Renate_Kuenasttip Für Teile Ihrer Wählerschaft hat sich der spöttische Begriff „Bionade-Biedermeier“ eingebürgert. Sind die Grünen zur Lifestyle-Partei geworden?
Künast Mich stört es überhaupt nicht, dass wir unter unseren Wähler auch Menschen haben, die aufgrund ihres Lifestyles bei den Grünen gelandet sind. Diese Leute wählen uns ja nicht zufällig, da steckt eine gesellschaftliche Entwicklung dahinter, die wir Grünen über Jahre hinweg vorangetrieben haben. Man kann die Welt aber nicht verändern, wenn man sich nur um eine Gruppe kümmert. Bei den Biolebensmitteln zum Beispiel war es immer mein Ziel, dass sie erschwinglich für alle werden. Mittlerweile gibt es auch in den Discountern Produkte, die mit dem Biosiegel ausgezeichnet sind. Und beim Klimaschutz geht es auch um die Energiekosten der Verbraucher.

tip Längst nehmen auch die anderen Parteien Ökologie und Klimaschutz für sich in Anspruch. Eine deutliche Reduzierung der CO2-Emissionen ist doch mittlerweile Konsens. Wie wollen sich die Grünen da abgrenzen?
Künast Dass sich jemand grüne Punkte ins Gesicht malt, heißt noch lange nicht, dass er auch eine grüne Politik macht. Frau Merkel hat sich als Klimakanzlerin inszenieren wollen und in sicherer Distanz zu ihrer eigenen politischen Verantwortung Ziele für das Jahr 2050 entwickelt, um dann in Berlin und Brüssel eine entgegengesetzte Politik zu machen. Wenn man das Thema Klimaschutz ernst nimmt, dann muss man auch ran an das Monopol der vier Energieversorger, dann muss man die Produktion von Strom und das Eigentum an den Netzen trennen. Dann muss man der Automobilindustrie Leitplanken setzen und darf nicht in Brüssel für CO2-Werte bei Neuwagen kämpfen, die dazu führen, dass die Automobilwirtschaft bis 2012 gar nichts verändern muss. Dieser Stillstand gefährdet die Arbeitsplätze, wie wir in den USA gerade eindrucksvoll sehen können. Weiteres Beispiel: die Abwrackprämie von SPD, CDU und CSU. Was ist daran grün? Auch sie führt dazu, dass die Arbeitsplätze in der Autoindustrie im nächsten Jahr bedroht sein werden. Wer kauft sich schon jedes Jahr ein Auto? Es geht aber auch anders. Wir sitzen hier im Deutschen Bundestag, der 40 Prozent seiner Energie selber produziert. Wir werden ab Juli die ersten Fahrzeuge in der Fahrbereitschaft haben, die unter 140 Gramm CO2 ausstoßen. Beides, weil wir Grünen Druck gemacht haben.
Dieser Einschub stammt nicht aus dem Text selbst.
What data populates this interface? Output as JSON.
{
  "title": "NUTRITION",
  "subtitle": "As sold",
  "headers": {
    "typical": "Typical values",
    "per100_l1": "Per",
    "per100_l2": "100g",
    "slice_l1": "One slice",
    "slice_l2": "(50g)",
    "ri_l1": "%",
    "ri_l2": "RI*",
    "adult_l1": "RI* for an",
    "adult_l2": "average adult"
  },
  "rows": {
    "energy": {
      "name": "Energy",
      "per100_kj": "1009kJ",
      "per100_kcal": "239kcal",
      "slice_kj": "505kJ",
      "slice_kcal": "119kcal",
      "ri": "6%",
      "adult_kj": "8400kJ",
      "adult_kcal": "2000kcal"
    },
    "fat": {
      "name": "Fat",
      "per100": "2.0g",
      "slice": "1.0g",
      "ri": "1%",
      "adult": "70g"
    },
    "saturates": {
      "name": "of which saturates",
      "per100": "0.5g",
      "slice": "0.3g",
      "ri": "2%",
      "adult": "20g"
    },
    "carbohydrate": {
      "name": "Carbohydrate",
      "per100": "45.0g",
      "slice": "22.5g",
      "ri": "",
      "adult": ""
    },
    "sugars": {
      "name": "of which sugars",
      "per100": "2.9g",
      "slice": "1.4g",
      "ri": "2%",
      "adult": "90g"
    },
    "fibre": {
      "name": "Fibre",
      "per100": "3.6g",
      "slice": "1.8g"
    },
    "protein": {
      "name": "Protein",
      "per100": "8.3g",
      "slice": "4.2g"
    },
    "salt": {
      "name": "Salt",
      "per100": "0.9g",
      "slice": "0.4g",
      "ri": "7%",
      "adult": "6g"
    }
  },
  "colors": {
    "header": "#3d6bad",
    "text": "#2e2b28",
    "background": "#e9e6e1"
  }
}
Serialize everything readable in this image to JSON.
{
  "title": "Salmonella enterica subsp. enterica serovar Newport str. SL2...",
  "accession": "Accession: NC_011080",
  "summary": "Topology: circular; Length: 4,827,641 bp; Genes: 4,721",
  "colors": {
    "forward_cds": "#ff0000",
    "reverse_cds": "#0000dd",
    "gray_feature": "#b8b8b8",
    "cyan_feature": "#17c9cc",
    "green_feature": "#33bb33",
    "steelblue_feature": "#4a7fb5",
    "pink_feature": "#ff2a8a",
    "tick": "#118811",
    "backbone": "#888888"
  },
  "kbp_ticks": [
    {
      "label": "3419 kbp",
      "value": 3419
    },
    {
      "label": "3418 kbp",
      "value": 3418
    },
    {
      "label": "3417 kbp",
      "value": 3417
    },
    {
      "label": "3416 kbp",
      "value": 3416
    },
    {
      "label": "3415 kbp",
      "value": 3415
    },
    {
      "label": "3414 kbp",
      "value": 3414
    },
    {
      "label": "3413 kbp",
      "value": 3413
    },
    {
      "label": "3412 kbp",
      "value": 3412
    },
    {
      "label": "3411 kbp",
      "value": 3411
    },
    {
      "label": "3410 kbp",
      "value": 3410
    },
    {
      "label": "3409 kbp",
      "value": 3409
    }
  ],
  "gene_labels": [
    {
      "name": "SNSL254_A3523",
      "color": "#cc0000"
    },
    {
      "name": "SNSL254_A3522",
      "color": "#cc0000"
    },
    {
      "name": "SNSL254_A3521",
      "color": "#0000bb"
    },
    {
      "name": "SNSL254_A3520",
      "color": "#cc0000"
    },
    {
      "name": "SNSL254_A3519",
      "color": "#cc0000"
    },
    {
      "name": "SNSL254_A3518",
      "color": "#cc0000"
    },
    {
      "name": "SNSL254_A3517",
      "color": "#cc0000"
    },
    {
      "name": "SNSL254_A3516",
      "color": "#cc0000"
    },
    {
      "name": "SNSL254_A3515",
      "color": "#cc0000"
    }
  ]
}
tip Die Grünen haben den Anspruch, Umweltschutz und wirtschaftliche Entwicklung zu verbinden. Passt das zusammen? Kann es denn überhaupt grünes Wirtschaftswachstum geben?

Die Antwort auf diese und weitere Fragen lesen Sie im ungekürzte Interview in tip 15/2009 auf den Seiten 14 bis 17

 

Interview: Britta Geithe, Heiko Zwirner

Renate Künast (Jahrgang 1955) arbeitete von 1977 bis 1979 als Sozialarbeiterin in der Justizvollzugs­anstalt Tegel mit Drogenabhängigen. Später studierte sie Jura und wurde Rechtsanwältin. Der Westberliner Alter­nativen Liste trat sie 1979 bei und hat seitdem in verschiedenen Funktionen für die Partei gearbeitet.
Während der rot-grünen Koalition in Berlin in den Jahren 1989/90 war sie Fraktionsvorsitzende. Nach dem Ende des rot-grünen Senats arbeitete sie weiter als Abgeordnete in der Fraktion Bündnis 90/Die Grünen.
Von Januar 2001 bis zum Oktober 2005 war Künast dann Bundesministerin für Verbraucherschutz, Ernährung und Landwirtschaft. Seit 2005 ist sie Fraktionsvorsitzende der Bundestagsfraktion von Bündnis 90/Die Grünen und Spitzenkandidatin für die Bundestagswahl. Bei der Bread & Butter-Modemesse war sie Schirmherrin von The Key.to, der Messe für grüne Mode.